RepeatMasker is a program that screens DNA sequences for interspersed repeats and low complexity DNA sequences.
Other
226 stars 49 forks source link

About the selection of transposition database #162

Closed YangNan97 closed 2 years ago

YangNan97 commented 2 years ago

Dear developers

Hello, I'm studying the transposons of Orthoptera insects. I used repeatmodeler to build a self built transposon Library of species, and then used the self built library to annotate the transposons in RepeatMasker. It is necessary for me to add a public database such as RepBase on the basis of self built database. If necessary, how to merge the self built database and RepBase? Will the result of merging the database affect the analysis of transposon divergence? Does that affect the results of the calcdiverscefromalign and createrepeatlandscape ?

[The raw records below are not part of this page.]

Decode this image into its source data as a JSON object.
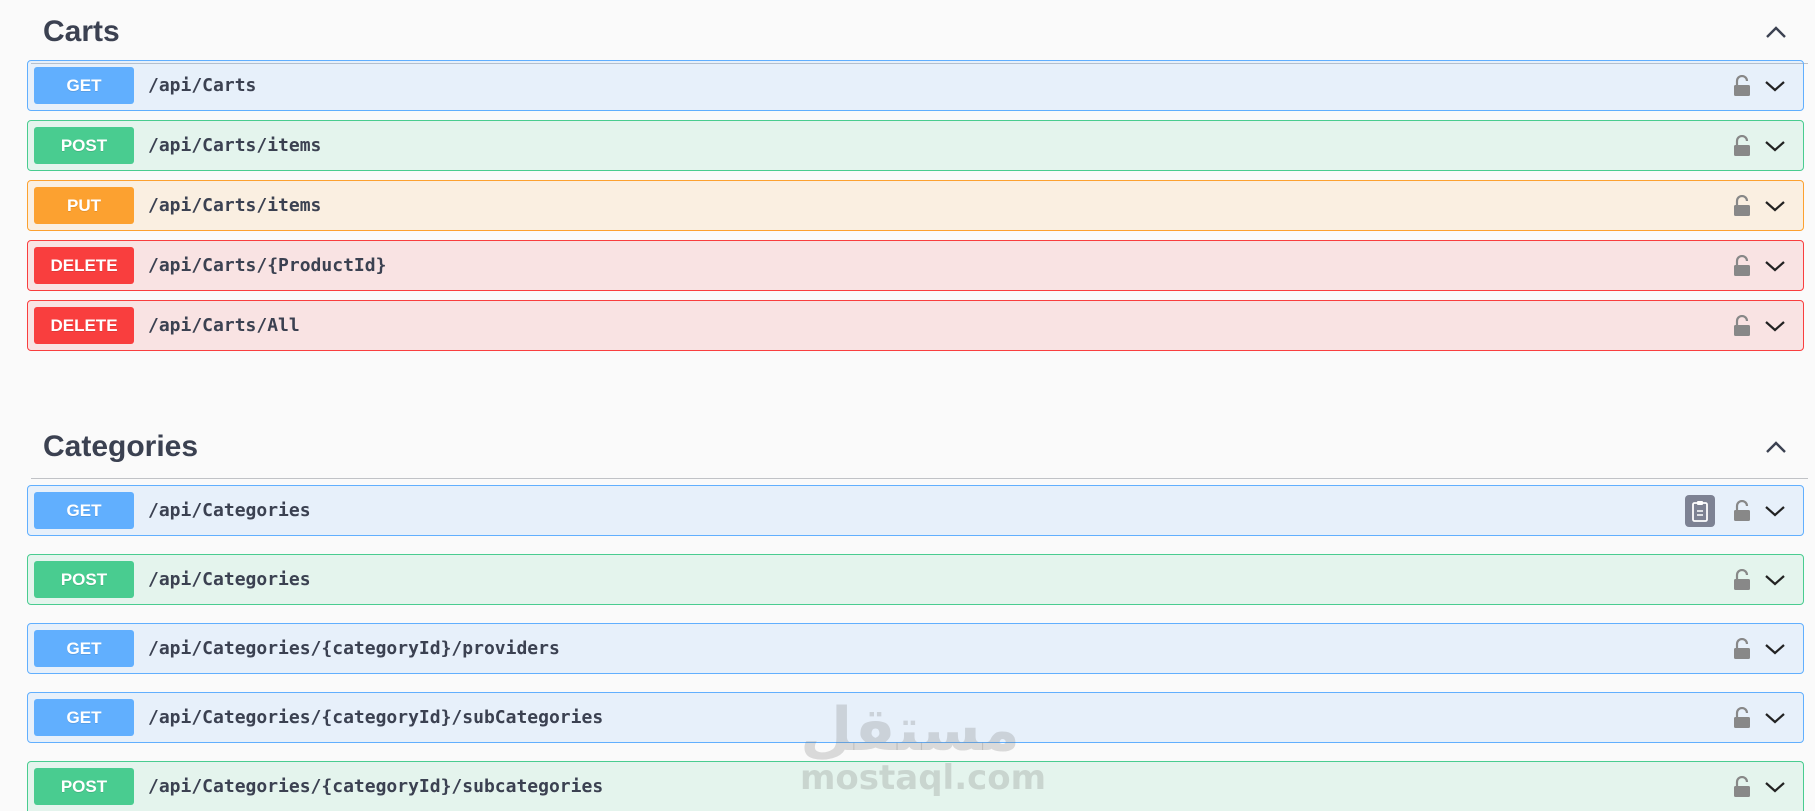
{
  "sections": [
    {
      "title": "Carts",
      "operations": [
        {
          "method": "GET",
          "path": "/api/Carts"
        },
        {
          "method": "POST",
          "path": "/api/Carts/items"
        },
        {
          "method": "PUT",
          "path": "/api/Carts/items"
        },
        {
          "method": "DELETE",
          "path": "/api/Carts/{ProductId}"
        },
        {
          "method": "DELETE",
          "path": "/api/Carts/All"
        }
      ]
    },
    {
      "title": "Categories",
      "operations": [
        {
          "method": "GET",
          "path": "/api/Categories"
        },
        {
          "method": "POST",
          "path": "/api/Categories"
        },
        {
          "method": "GET",
          "path": "/api/Categories/{categoryId}/providers"
        },
        {
          "method": "GET",
          "path": "/api/Categories/{categoryId}/subCategories"
        },
        {
          "method": "POST",
          "path": "/api/Categories/{categoryId}/subcategories"
        }
      ]
    }
  ],
  "icons": {
    "lock": "lock-icon",
    "expand": "chevron-down-icon",
    "collapse": "chevron-up-icon",
    "copy": "clipboard-copy-icon"
  },
  "colors": {
    "get": "#61affe",
    "post": "#49cc90",
    "put": "#fca130",
    "delete": "#f93e3e"
  },
  "watermark": {
    "arabic": "مستقل",
    "latin": "mostaql.com"
  }
}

I look forward to your reply very much.

rmhubley commented 2 years ago

These are good questions. It really depends on what is available in these other databases. There might not be anything relevant to your organism in the other databases or they may simply significantly overlap the families you already found using de novo methods. This will require some direct comparisons between the libraries while paying close attention to the taxa labels defined for the families to avoid false matches. If, such a combined analysis is preferred then I would recommend merging only the relevant records into a single fasta file and using the "-lib" option of RepeatMasker to do a single analysis. In this way all families compete equally to the annotation. If you prefer one library over the other you could break this into two runs with the preferred library masking/annotating the genome first followed by a second run using the masked sequence file and your secondary library. You would then need to combine the results from both runs to assess.

In terms of divergence calculations, the impact is hard to characterize in advance. It could be that by combining libraries you have duplicate families where one outcompetes the other in annotating sequence. This will change the number and character of alignments assigned to the de novo identified family and thus change the average divergence for it. Again, if duplicate families have different classifications the same effect might be seen on the landscape graph. In the best of worlds the changes would be minor.